Народ имеет право на восстание. Во всех декларациях прав человека проходит эта мысль и даже есть конкретные статьи. Взятие мэрии или события 3 октября – это было восстание, или, как говорят его враги, мятеж. И восстание Кронштадта, и антоновское восстание – не мятежи. Это восстания народа.
По-честному, я даже не слышал призыва Руцкого брать мэрию там или еще что. У меня была рация, мы прослушивали милицейскую сеть, и, когда услышали отданные команды по расстрелу вала народа, катившегося сверху к Дому Советов, я со своими помощниками, а это был постоянный офицерский патруль, который пытался предотвратить поджоги или другие провокации, выскочили на балкон, поскольку связи никакой не было, а со мной постоянно был мегафон, я первый обратился к людям, которые бежали к балкону Дома Советов. Помню даже слова, что я приветствую соединение двух фронтов: народного внешнего и депутатов внутреннего.
А потом выскочила многочисленная охрана Руцкого и Хасбулатова, и нас даже как-то оттеснили, там ребята здоровые, молодые, они отрабатывали свое, как любая охрана. Мой помощник в форме морской пехоты еще меня спросил: «Альберт Михайлович, что это они вас?» Я говорю: «Слушай, дело-то сделано, народ восстал. Пойдем, отдохнем, наша задача выполнена».
Мы медленно пошли по лестнице на шестой этаж, где располагались мои помощники. На каком-то из этажей я услышал выстрелы, причем выстрелы автоматического оружия. Рация продолжала работать, а там отдавались команды: «На расстрел! Бейте по ногам!» Мы, насколько медленно поднимались усталые наверх, чтобы выспаться за несколько ночей, настолько же быстро скатились вниз. Из бегущей толпы кричали примерно так: «генерал, ты с нами или нет? Какого... ты здесь стоишь?» Мне 55 лет, но я оказался впереди – не мог быть последним.
Мне потом в «Лефортове» показывали видеозаписи, и дотошный следователь говорил: «Вот видите, вы все время впереди». Или давали вырезки из «Известий»: «Смотрите, вы ведь вроде организатор всего этого». Я говорю: «Ну что ж, я действительно был вместе со своим народом, если нужно, то и организатором».

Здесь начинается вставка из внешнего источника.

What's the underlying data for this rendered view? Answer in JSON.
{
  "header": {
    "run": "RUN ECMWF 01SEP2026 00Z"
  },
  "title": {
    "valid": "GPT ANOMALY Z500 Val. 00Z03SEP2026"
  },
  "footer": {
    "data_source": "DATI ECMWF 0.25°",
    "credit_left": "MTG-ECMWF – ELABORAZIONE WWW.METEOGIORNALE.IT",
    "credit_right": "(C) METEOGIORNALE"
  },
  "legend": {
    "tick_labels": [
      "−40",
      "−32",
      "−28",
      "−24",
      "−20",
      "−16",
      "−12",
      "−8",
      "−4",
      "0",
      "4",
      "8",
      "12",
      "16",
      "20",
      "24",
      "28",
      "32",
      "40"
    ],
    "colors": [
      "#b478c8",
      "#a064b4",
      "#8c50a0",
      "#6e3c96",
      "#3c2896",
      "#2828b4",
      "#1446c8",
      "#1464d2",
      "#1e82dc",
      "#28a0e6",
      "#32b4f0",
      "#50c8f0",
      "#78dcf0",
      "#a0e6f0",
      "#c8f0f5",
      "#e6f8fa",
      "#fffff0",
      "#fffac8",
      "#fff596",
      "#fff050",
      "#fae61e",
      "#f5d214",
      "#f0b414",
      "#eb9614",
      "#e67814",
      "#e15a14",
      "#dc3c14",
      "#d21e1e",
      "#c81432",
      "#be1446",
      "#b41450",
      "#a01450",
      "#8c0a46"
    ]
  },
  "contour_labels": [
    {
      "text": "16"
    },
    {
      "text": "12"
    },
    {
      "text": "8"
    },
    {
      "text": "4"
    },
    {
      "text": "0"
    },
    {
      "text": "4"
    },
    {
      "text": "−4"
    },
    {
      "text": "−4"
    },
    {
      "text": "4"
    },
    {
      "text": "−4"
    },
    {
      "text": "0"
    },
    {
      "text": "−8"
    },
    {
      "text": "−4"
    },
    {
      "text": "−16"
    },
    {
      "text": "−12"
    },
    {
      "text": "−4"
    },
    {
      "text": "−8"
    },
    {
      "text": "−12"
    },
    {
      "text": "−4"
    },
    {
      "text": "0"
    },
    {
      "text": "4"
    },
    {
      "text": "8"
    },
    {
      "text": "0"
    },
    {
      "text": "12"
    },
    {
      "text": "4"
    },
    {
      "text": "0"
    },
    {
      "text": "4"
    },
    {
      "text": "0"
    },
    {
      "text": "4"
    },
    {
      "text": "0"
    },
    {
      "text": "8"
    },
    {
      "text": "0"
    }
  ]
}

Считаю, что всех моих товарищей, живых и погибших за Советскую власть, надо чествовать и награждать – они защищали конституцию, действовавшую на тот момент, существующий строй и все законы, в том числе и уголовный кодекс.
Нужно ли было брать мэрию? Ее не брали. Когда я туда прибежал, уже трещали стекла, народ, который шел сверху волной, смел внешнюю охрану, и там осталась только внутренняя. Уникальные есть кадры в прокуратуре. Снимали, вероятно, оперативные работники, снимали иностранцы, и вот монтаж всего этого ясно показывает, что, когда мы туда пришли, уже все было кончено, оставалось только по мегафону кричать: «Люди, не бейте стекла! Это все наше!» Действительно, то была первая маленькая победа. Взяли одну высотку в бою, фронт народный взял, мы уже знали, что это была победа. И оставалось только сохранять порядок, чтобы ничего не тронули. Это и было организовано.
Даже прокуратура подтверждает, что мы милиционеров отпускали с оружием, особенно ребят в форме ОМСДОНа, кстати, человек двести оттуда строем перешли на нашу сторону вместе с командиром. Мы все были наши, советские, русские люди. И как бы потом средства массовой информации ни пытались доказывать, что мы якобы разграбили мэрию, у них это не вышло. Следствие показывает, что мы ее охраняли.
И вот вопрос, Александр Андреевич: мог ли я не пойти на «Останкино», когда народ кинулся туда? Да, возможно, что там была провокация, и когда-нибудь после победы, раскопав архивы или допрашивая организаторов расстрела народа, это будет установлено, но в любом случае скажите: вы бы стали беседовать с генералом, который не пошел вместе с народом? Я пошел туда и что мог там делал. Но кинуть народ на бронетехнику я не смог. И по-честному я там говорил: «Люди, сегодня не удалось».
Когда уже ночью там бросали бутылки с бензином в здание, я тоже кричал: «Слушайте, да это будет наше! Это стоит миллиарды». А мне из посадки елочек, как раз перед техническим зданием, на русском языке кричали: «Заткнись, новое отстроим». Я: «Так телевидения не будет». В ответ: «Книжки будем читать, как раньше, думать будем!» Вот такое... Я действительно заткнулся, потому что они были правы.
Все равно правда о тех событиях будет установлена, не я, так мои товарищи расскажут, свидетели всего. Это было жестокое организованное уничтожение своего народа, казнь его. Цель – запугать всех. А получилось обратное.